In gym class, while she was changing, Doreen Kowalski asked Charlie all kinds of questions about when she’d gotten her period and whether she shaved her underarms and what size bra she wore. At first, she wondered if Doreen wanted to be friends, but once Charlie answered, Doreen rushed back to her knot of buddies, giggling.
They didn’t understand how her bra straps cut into her shoulders and underwires cut into her ribs, and that the bras that fit looked like ones a matronlynurse would wear in an old war movie. There was no way to make them understand.
Charlie put on darker eyeliner and wore baggier clothes and stompier boots.
Rand didn’t seem to know what to do with her either. When he’d recruited her at twelve, she’d already looked older than her age. By the time she was starting high school, her body let her pass for a grown woman.
It didn’t help that Charlie got a little too good at all the wrong things. She had a nose for where an unlocked window or door might be when she approached houses. Her pickpocketing was deft enough that Rand didn’t let her get close to him. And when she played a role, she disappeared into it.
He liked the idea of passing on his knowledge to a kid with some natural talent, but he didn’t want her to be better than him. And he definitely didn’t want her as competition.

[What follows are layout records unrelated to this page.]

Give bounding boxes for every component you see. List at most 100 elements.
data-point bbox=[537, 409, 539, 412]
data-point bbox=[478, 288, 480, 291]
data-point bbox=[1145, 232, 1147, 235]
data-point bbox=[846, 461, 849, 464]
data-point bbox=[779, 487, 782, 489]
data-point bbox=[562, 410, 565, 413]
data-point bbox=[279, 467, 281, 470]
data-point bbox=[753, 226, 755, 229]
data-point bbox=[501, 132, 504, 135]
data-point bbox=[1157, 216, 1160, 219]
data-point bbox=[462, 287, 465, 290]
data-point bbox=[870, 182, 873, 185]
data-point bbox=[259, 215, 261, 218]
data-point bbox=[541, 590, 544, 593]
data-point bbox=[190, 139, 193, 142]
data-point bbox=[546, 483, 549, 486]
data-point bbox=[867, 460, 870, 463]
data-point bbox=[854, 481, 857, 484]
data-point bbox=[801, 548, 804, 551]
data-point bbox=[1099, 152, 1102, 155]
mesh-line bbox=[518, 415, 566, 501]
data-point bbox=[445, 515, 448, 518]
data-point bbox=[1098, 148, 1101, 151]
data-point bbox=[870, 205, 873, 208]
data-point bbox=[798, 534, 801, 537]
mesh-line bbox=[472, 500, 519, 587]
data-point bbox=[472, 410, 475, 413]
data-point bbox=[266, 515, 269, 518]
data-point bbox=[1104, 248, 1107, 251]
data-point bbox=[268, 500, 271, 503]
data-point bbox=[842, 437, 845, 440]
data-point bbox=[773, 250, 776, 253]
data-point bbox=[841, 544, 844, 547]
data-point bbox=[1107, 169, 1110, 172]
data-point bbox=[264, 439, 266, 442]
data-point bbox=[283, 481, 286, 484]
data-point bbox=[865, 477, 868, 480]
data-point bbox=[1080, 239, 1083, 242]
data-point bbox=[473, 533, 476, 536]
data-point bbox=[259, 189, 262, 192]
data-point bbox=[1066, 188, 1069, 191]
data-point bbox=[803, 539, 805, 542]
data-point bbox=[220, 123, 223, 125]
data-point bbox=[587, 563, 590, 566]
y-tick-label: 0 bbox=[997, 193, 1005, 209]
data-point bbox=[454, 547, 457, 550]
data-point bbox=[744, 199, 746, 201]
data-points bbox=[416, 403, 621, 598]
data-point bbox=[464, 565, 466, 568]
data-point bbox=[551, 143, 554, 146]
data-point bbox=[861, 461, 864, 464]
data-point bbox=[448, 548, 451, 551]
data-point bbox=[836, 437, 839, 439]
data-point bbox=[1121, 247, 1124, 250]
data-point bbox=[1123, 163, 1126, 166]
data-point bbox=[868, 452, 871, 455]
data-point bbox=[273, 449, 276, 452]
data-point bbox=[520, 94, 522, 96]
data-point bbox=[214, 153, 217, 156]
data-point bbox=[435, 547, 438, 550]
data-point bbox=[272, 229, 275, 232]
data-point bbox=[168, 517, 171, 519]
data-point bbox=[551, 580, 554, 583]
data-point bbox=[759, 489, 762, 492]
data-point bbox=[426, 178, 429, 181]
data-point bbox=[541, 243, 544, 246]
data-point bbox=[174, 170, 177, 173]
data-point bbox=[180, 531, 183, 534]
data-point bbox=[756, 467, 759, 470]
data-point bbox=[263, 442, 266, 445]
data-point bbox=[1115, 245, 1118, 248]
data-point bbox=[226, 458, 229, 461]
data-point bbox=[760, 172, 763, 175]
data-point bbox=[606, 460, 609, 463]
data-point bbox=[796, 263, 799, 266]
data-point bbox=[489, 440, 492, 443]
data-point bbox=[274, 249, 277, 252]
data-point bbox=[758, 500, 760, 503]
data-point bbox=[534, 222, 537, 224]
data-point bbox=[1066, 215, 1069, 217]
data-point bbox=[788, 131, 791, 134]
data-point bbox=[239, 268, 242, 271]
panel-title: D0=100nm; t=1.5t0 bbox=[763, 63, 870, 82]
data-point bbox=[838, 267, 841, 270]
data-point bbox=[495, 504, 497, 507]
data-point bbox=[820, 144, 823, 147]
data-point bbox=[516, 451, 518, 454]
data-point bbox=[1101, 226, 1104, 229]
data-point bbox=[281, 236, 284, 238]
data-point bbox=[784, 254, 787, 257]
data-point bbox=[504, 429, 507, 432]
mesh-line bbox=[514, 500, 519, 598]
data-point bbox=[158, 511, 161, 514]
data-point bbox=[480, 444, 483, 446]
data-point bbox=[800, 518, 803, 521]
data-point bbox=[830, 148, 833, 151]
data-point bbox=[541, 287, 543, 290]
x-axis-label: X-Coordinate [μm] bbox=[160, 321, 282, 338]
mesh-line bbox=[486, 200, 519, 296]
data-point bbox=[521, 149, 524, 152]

“You and me, we’re the same,” he’d remind her again and again, in case she forgot. “We pretend, so that other people will like us. But they wouldn’t like us if they knew us, would they? That’s why we’ve got to stick together.”
Sometimes after she’d done particularly well on a job, he’d be in a spiteful mood. He’d condescendingly call her “Little Miss Charlatan,” go over every mistake she made, and give her less of the take than she deserved.
But if Charlie’s growing skill frustrated him, he also clearly enjoyed having someone to whom he could complain, or brag, or rant. The natural consequence of criminality was that he had to be discreet about it, and Rand wasn’t a discreet person by nature.
Sometimes he could be fun. He took her with him to the Moose Lodge in Chicopee, where a bunch of old racketeers drank, and let her sit around drinking burnt coffee with lots of cream while they regaled her with stories. She rubbed elbows with fences and forgers. Learned how to count cards from Willie Lead, who told her about Leticia, his late wife and, according to him, the greatest stickup artist ever to knock over a liquor store.
“It was the throat cancer that got her in the end,” he said mournfully. “The cops never even came close.”